So it used to be that I cared what words people used to describe their gender. Not a lot, but some. Enough to roll my eyes about this or that gender description that I suspected the youths had gotten from spending too much time on Tumblr. At some point, though, I stopped caring, and I have to tell you that it is a much, much better way of life. Society wants you to care a lot about gender, and my path as I have gotten older and older is to care about gender closer and closer to zero. Are women supposed to this? Are men supposed to that?
Heath Fogg Davis’s book Beyond Trans: Does Gender Matter? is a refreshing reminder that many of the areas in which we think we care about gender could do with some reexamination. He’s not actually arguing that gender never matters, although as I get older and older I more and more think that it maybe does not. Does gender matter isn’t a rhetorical question for Davis; the book explores whether and how gender matters on personal identification documents, in various sports settings, bathrooms, sex-segregated schools, etc.
A government agency such as the CDC has legitimate public health reasons for collecting and maintaining sex-specific data. However, the agency should define its use of those terms and clearly articulate the “substantial” connection between its use of sex classification and its institutional objectives. Instead of using “female” or “male” as a proxy for particular body parts, the agency may find that the more targeted language of “people with uteruses” or “people with prostate glands” is more statistically inclusive.
That is just a really good idea? Because of trans and intersex people (intersex people are as common as redheads, a statistic I read recently in Hida Viloria’s Born Both and now can’t stop repeating to people), many of the common gender definitions turn out to be inadequate. Differentiating between sex classifications that depend on hormone differences, present or absent body parts, and present or absent chromosomes enables us to have clearer conversations about what criteria are being applied and why. As Davis points out, the alternative is that we depend on the discretion of individuals like TSA agents, bouncers, or bus drivers to determine whether a person’s gender/sex matches what’s on their documents. Which is unfair to the people whose gender is being policed, and also unfair to the people being asked to police gender without any clear definitions or guides on how to do it.
At a minimum, I would like to see individual schools clearly and publicly explain whether and how sex classification is related to their organizational aims.
This is basically what Davis is asking for: Not that organizations unilaterally eliminate gender as an identifier, but rather that they take a step back and ask themselves why they need to know and what goals will be accomplished by asking this question.

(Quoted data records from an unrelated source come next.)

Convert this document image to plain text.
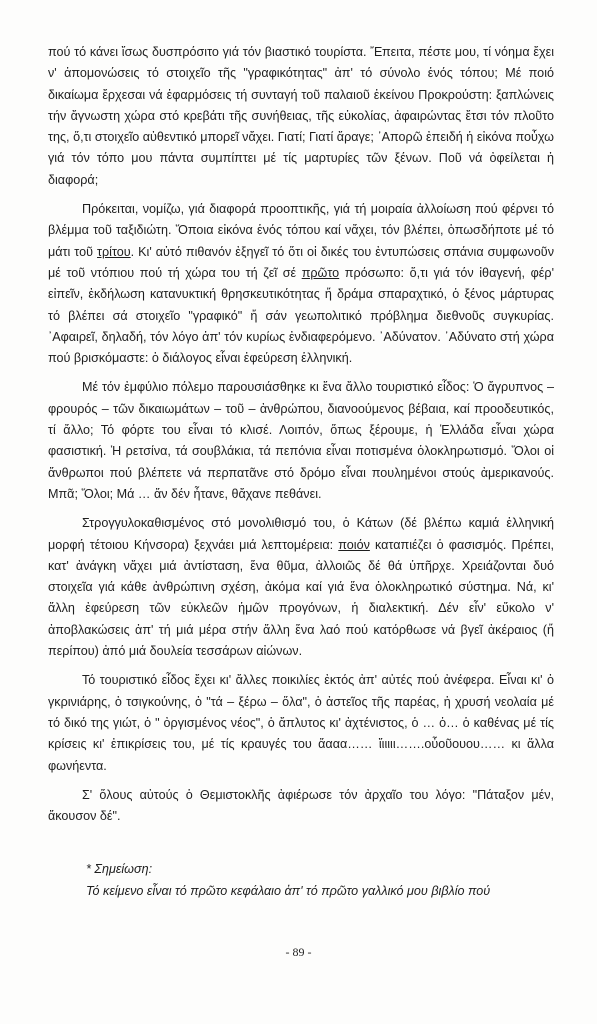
πού τό κάνει ἴσως δυσπρόσιτο γιά τόν βιαστικό τουρίστα. Ἔπειτα, πέστε μου, τί νόημα ἔχει ν' ἀπομονώσεις τό στοιχεῖο τῆς "γραφικότητας" ἀπ' τό σύνολο ἑνός τόπου; Μέ ποιό δικαίωμα ἔρχεσαι νά ἐφαρμόσεις τή συνταγή τοῦ παλαιοῦ ἐκείνου Προκρούστη: ξαπλώνεις τήν ἄγνωστη χώρα στό κρεβάτι τῆς συνήθειας, τῆς εὐκολίας, ἀφαιρώντας ἔτσι τόν πλοῦτο της, ὅ,τι στοιχεῖο αὐθεντικό μπορεῖ νἄχει. Γιατί; Γιατί ἄραγε; ᾽Απορῶ ἐπειδή ἡ εἰκόνα ποὖχω γιά τόν τόπο μου πάντα συμπίπτει μέ τίς μαρτυρίες τῶν ξένων. Ποῦ νά ὀφείλεται ἡ διαφορά;

Πρόκειται, νομίζω, γιά διαφορά προοπτικῆς, γιά τή μοιραία ἀλλοίωση πού φέρνει τό βλέμμα τοῦ ταξιδιώτη. Ὅποια εἰκόνα ἑνός τόπου καί νἄχει, τόν βλέπει, ὁπωσδήποτε μέ τό μάτι τοῦ τρίτου. Κι' αὐτό πιθανόν ἐξηγεῖ τό ὅτι οἱ δικές του ἐντυπώσεις σπάνια συμφωνοῦν μέ τοῦ ντόπιου πού τή χώρα του τή ζεῖ σέ πρῶτο πρόσωπο: ὅ,τι γιά τόν ἰθαγενή, φέρ' εἰπεῖν, ἐκδήλωση κατανυκτική θρησκευτικότητας ἤ δράμα σπαραχτικό, ὁ ξένος μάρτυρας τό βλέπει σά στοιχεῖο "γραφικό" ἤ σάν γεωπολιτικό πρόβλημα διεθνοῦς συγκυρίας. ᾽Αφαιρεῖ, δηλαδή, τόν λόγο ἀπ' τόν κυρίως ἐνδιαφερόμενο. ᾽Αδύνατον. ᾽Αδύνατο στή χώρα πού βρισκόμαστε: ὁ διάλογος εἶναι ἐφεύρεση ἑλληνική.

Μέ τόν ἐμφύλιο πόλεμο παρουσιάσθηκε κι ἕνα ἄλλο τουριστικό εἶδος: Ὁ ἄγρυπνος – φρουρός – τῶν δικαιωμάτων – τοῦ – ἀνθρώπου, διανοούμενος βέβαια, καί προοδευτικός, τί ἄλλο; Τό φόρτε του εἶναι τό κλισέ. Λοιπόν, ὅπως ξέρουμε, ἡ Ἑλλάδα εἶναι χώρα φασιστική. Ἡ ρετσίνα, τά σουβλάκια, τά πεπόνια εἶναι ποτισμένα ὁλοκληρωτισμό. Ὅλοι οἱ ἄνθρωποι πού βλέπετε νά περπατᾶνε στό δρόμο εἶναι πουλημένοι στούς ἀμερικανούς. Μπᾶ; Ὅλοι; Μά … ἄν δέν ἦτανε, θἄχανε πεθάνει.

Στρογγυλοκαθισμένος στό μονολιθισμό του, ὁ Κάτων (δέ βλέπω καμιά ἑλληνική μορφή τέτοιου Κήνσορα) ξεχνάει μιά λεπτομέρεια: ποιόν καταπιέζει ὁ φασισμός. Πρέπει, κατ' ἀνάγκη νἄχει μιά ἀντίσταση, ἕνα θῦμα, ἀλλοιῶς δέ θά ὑπῆρχε. Χρειάζονται δυό στοιχεῖα γιά κάθε ἀνθρώπινη σχέση, ἀκόμα καί γιά ἕνα ὁλοκληρωτικό σύστημα. Νά, κι' ἄλλη ἐφεύρεση τῶν εὐκλεῶν ἡμῶν προγόνων, ἡ διαλεκτική. Δέν εἶν' εὔκολο ν' ἀποβλακώσεις ἀπ' τή μιά μέρα στήν ἄλλη ἕνα λαό πού κατόρθωσε νά βγεῖ ἀκέραιος (ἤ περίπου) ἀπό μιά δουλεία τεσσάρων αἰώνων.

Τό τουριστικό εἶδος ἔχει κι' ἄλλες ποικιλίες ἐκτός ἀπ' αὐτές πού ἀνέφερα. Εἶναι κι' ὁ γκρινιάρης, ὁ τσιγκούνης, ὁ "τά – ξέρω – ὅλα", ὁ ἀστεῖος τῆς παρέας, ἡ χρυσή νεολαία μέ τό δικό της γιώτ, ὁ " ὀργισμένος νέος", ὁ ἄπλυτος κι' ἀχτένιστος, ὁ … ὁ… ὁ καθένας μέ τίς κρίσεις κι' ἐπικρίσεις του, μέ τίς κραυγές του ἄααα…… ἴιιιιι…….οὖοῦουου…… κι ἄλλα φωνήεντα.

Σ' ὅλους αὐτούς ὁ Θεμιστοκλῆς ἀφιέρωσε τόν ἀρχαῖο του λόγο: "Πάταξον μέν, ἄκουσον δέ".

* Σημείωση:
Τό κείμενο εἶναι τό πρῶτο κεφάλαιο ἀπ' τό πρῶτο γαλλικό μου βιβλίο πού
- 89 -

I don’t always agree with Davis’s arguments — at one point he makes the case for increased use of biometrics, which seems dicey as hell from a privacy standpoint — but Beyond Trans is an excellent book that asks its readers to stop taking gender for granted and instead to think critically about what gender differentiation is accomplishing in all the spheres where we think it’s important. Is it actually important? Davis asks, or is it just a habit? And if it’s the latter, why do we need to keep caring about it?
Thanks to the lovely Monika for reviewing this book recently and reminding me of how much I wanted to read it too!